Ein Bietigheimer Jurist entwickelt gemeinsam mit einem Pflegeheim eine Software für Demenzkranke und wird dafür ausgezeichnet. Auf die Idee kam er wegen seinem Großvater.

Freudental - Marc Aurel Engels Großvater hat den Erfolg seines Enkels nicht mehr mitbekommen. Dazu beigetragen hat er trotzdem: „Er war mein Versuchskaninchen“, sagt Engels. Mit dem demenzkranken Großvater testete Engels im Kleeblatt-Pflegeheim in Freudental, wie man per Tablet ins Gespräch kommen kann. Engels merkte: Filme, Bilder und Lieder helfen dabei, Impulse für Erinnerungen zu geben. Die Idee für ein Tablet für Demenzkranke war geboren.

 

Jetzt, zwei Jahre später, wird das Tablet mit der Software „Media Dementia“ in hundert Pflegeeinrichtungen in Deutschland benutzt. Am Sonntag bekommt Aurels Startup einen Preis der Initiative „Deutschland – Land der Ideen“, einer Kooperation von Bundesregierung und dem Bundesverband der Deutschen Industrie, gefördert von der Deutschen Bank.

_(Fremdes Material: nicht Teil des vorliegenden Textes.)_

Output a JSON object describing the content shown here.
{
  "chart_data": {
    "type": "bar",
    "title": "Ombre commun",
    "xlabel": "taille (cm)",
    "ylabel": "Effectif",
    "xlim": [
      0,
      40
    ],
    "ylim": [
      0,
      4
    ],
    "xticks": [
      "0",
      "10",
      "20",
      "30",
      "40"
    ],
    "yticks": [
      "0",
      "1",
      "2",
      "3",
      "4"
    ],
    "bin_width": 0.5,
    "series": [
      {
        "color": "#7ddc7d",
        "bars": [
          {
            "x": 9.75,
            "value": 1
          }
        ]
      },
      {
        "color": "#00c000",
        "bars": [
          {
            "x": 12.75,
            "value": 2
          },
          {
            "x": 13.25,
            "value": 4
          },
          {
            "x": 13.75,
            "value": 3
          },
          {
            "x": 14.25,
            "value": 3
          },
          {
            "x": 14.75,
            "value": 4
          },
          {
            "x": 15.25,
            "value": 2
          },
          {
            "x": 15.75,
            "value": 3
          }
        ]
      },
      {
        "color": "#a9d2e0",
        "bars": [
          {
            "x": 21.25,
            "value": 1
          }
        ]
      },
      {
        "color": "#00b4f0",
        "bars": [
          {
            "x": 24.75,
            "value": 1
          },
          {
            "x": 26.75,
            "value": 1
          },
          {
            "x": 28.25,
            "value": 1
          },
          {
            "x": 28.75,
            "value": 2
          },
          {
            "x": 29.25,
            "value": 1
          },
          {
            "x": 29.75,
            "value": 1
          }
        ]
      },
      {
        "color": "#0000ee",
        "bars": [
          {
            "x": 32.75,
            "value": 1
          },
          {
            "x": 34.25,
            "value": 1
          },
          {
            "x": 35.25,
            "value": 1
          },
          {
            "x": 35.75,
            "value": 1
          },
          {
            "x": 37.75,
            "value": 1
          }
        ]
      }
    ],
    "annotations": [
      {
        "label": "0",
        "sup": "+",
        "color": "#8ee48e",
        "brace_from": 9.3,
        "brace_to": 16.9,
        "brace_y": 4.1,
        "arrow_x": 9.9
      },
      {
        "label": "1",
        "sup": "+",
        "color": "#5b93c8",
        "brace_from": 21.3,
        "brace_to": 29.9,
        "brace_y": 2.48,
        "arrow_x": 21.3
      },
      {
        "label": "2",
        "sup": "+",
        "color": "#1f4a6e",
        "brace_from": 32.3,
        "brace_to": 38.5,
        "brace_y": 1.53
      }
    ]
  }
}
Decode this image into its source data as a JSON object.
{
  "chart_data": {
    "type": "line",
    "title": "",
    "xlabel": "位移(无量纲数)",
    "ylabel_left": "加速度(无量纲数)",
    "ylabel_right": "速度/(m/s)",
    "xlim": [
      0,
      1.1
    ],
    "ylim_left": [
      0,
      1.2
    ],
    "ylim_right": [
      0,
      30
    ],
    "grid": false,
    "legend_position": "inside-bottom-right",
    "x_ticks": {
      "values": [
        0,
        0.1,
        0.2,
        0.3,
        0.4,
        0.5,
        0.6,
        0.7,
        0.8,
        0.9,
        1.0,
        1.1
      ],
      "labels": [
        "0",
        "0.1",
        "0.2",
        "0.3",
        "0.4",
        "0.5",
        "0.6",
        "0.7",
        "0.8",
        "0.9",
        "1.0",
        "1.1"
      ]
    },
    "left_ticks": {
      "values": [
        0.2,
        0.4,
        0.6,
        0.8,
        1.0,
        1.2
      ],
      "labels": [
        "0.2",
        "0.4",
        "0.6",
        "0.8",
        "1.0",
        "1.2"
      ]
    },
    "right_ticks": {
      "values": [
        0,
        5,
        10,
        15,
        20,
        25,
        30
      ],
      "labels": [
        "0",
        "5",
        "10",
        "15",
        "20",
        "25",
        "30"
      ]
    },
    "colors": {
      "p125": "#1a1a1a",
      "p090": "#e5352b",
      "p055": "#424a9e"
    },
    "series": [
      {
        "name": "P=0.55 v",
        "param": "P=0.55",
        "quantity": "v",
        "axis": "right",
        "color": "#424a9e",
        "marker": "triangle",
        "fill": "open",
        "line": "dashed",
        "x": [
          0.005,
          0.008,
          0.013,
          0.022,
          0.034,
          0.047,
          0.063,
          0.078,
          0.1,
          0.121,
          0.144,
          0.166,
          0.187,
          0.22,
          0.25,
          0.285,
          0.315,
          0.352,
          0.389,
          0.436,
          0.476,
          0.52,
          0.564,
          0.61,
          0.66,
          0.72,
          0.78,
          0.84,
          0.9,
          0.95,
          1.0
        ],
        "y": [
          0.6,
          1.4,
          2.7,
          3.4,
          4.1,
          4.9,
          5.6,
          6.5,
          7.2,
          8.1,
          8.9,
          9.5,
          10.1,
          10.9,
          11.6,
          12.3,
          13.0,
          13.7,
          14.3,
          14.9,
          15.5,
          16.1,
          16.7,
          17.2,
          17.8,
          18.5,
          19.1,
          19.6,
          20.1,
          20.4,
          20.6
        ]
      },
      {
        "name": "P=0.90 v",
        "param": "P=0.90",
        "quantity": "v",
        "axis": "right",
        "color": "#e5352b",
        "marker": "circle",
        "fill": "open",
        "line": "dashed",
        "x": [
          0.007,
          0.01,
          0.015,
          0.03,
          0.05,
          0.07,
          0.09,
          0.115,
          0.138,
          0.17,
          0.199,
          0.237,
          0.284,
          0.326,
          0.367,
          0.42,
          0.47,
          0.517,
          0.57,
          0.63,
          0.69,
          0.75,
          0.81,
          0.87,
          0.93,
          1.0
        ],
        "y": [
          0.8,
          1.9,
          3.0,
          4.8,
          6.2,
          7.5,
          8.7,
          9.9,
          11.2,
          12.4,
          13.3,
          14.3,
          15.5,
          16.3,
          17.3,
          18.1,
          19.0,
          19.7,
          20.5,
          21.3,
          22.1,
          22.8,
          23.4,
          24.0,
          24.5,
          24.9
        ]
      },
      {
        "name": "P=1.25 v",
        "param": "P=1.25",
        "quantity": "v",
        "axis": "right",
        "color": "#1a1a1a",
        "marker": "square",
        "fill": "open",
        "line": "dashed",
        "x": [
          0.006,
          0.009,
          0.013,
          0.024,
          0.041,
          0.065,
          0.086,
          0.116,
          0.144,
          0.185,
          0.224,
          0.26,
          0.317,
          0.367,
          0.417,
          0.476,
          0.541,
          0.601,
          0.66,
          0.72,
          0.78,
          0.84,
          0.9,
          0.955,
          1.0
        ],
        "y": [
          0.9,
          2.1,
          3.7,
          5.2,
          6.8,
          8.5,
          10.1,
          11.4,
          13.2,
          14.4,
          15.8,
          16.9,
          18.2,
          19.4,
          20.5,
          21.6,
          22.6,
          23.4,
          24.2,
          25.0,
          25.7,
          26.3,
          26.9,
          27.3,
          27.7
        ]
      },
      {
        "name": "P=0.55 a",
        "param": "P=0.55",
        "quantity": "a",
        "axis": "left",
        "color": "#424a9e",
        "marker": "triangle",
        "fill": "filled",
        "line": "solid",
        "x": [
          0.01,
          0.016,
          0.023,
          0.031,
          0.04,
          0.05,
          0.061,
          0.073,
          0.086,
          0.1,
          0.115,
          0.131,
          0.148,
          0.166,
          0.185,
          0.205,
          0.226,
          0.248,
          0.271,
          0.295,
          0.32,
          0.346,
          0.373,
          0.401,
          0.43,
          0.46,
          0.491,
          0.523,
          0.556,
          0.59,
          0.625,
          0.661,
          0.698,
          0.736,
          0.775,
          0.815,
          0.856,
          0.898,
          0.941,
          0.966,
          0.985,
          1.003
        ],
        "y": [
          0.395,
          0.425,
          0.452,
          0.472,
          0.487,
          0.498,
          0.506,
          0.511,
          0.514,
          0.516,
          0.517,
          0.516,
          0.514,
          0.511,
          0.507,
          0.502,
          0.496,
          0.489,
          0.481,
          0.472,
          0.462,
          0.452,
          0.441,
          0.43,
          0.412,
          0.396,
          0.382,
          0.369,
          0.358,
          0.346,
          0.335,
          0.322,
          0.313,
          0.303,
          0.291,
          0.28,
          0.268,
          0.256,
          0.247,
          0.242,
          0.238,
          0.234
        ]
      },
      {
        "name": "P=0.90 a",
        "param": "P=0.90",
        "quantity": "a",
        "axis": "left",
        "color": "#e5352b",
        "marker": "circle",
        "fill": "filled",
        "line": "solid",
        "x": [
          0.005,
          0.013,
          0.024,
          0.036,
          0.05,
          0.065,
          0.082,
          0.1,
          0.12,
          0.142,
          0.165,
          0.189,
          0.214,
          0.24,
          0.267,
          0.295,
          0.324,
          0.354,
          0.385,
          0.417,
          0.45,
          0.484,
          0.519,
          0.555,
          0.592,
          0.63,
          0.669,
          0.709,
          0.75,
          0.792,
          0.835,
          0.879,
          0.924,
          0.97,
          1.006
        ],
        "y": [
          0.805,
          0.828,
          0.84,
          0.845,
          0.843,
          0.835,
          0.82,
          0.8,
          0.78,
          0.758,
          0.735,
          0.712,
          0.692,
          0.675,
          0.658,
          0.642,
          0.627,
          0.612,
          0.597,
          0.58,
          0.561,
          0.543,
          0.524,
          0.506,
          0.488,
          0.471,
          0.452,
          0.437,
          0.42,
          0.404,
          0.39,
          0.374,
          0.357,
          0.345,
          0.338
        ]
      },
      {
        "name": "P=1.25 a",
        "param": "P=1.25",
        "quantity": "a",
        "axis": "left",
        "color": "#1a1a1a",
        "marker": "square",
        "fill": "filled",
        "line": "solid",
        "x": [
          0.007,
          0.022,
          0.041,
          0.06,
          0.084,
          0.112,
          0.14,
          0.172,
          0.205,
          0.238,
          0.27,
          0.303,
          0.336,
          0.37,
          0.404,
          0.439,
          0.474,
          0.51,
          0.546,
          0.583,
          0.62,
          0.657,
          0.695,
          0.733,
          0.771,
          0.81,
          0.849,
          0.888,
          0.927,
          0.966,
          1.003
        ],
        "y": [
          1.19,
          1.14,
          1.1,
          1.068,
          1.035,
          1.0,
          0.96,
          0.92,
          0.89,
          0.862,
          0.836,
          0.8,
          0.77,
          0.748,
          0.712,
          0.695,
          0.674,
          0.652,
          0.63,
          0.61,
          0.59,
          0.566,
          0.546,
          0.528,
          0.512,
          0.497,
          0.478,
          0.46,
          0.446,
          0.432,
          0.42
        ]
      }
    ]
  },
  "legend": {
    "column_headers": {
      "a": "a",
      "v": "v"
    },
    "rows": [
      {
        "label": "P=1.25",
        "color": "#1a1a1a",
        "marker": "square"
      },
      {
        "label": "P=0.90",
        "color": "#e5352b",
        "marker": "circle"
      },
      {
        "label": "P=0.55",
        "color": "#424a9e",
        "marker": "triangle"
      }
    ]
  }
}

Das Kleeblatt-Kompetenzzentrum in Freudental, das sich auf die Behandlung Demenzkranker spezialisiert hat und bei der Entwicklung des Programms beteiligt war, wird ebenfalls ausgezeichnet.

„Die Demenzkranken nehmen die Tablets als kleine Fernseher wahr“, sagt Engels. Der Jurist aus Bietigheim-Bissingen betont, dass es sich nicht um eine App handelt, sondern um ein geschlossenes System auf dem mobilen Endgerät. Sprich: es gibt keine anderen Programme darauf. Das mache es besonders einfach zu bedienen. Gesteuert werden soll das Tablet ohnehin überwiegend von den Betreuern. „Die jetzige Generation Demenzkranker ist nicht computeraffin“, sagt Engels. Außerdem gehe es nicht darum, die Patienten vor dem Tablet zu „parken“. Das Tablet sei gedacht als Hilfsmittel für Betreuer und Angehörige, die dann gemeinsam mit den Demenzkranken Inhalte ansehen können, die Erinnerungen bei dem Patienten wecken. Bei seinem Großvater war es das Segeln, bei anderen könnten es Klavierstücke sein, andere bevorzugen ein Quiz zu schwäbischen Begriffen. „Es geht um die Freude am Moment“, sagt der 30-Jährige. Jeder Heimbewohner habe dabei sein eigenes Profil, in dem die Vorlieben abgespeichert sind.

Die Software kommt gut an

Im vergangenen Jahr wurde „Media Dementia“ in drei der Kleeblatt-Pflegeheime im Landkreis getestet, seit Anfang des Jahres kommen die Tablets in allen 27 Einrichtungen zum Einsatz. „Unsere Sozialdienste sind sehr glücklich mit dem Programm“, sagt Anne Litz, die Kleeblatt-Pressesprecherin. Es sei für die Betreuer nun viel einfacher, auch in Gruppen Anreize für Bewegung zu setzen, beispielsweise für Gymnastik oder Entspannungsübungen. Per Beamer können ganze Gruppen an dem Programm teilhaben.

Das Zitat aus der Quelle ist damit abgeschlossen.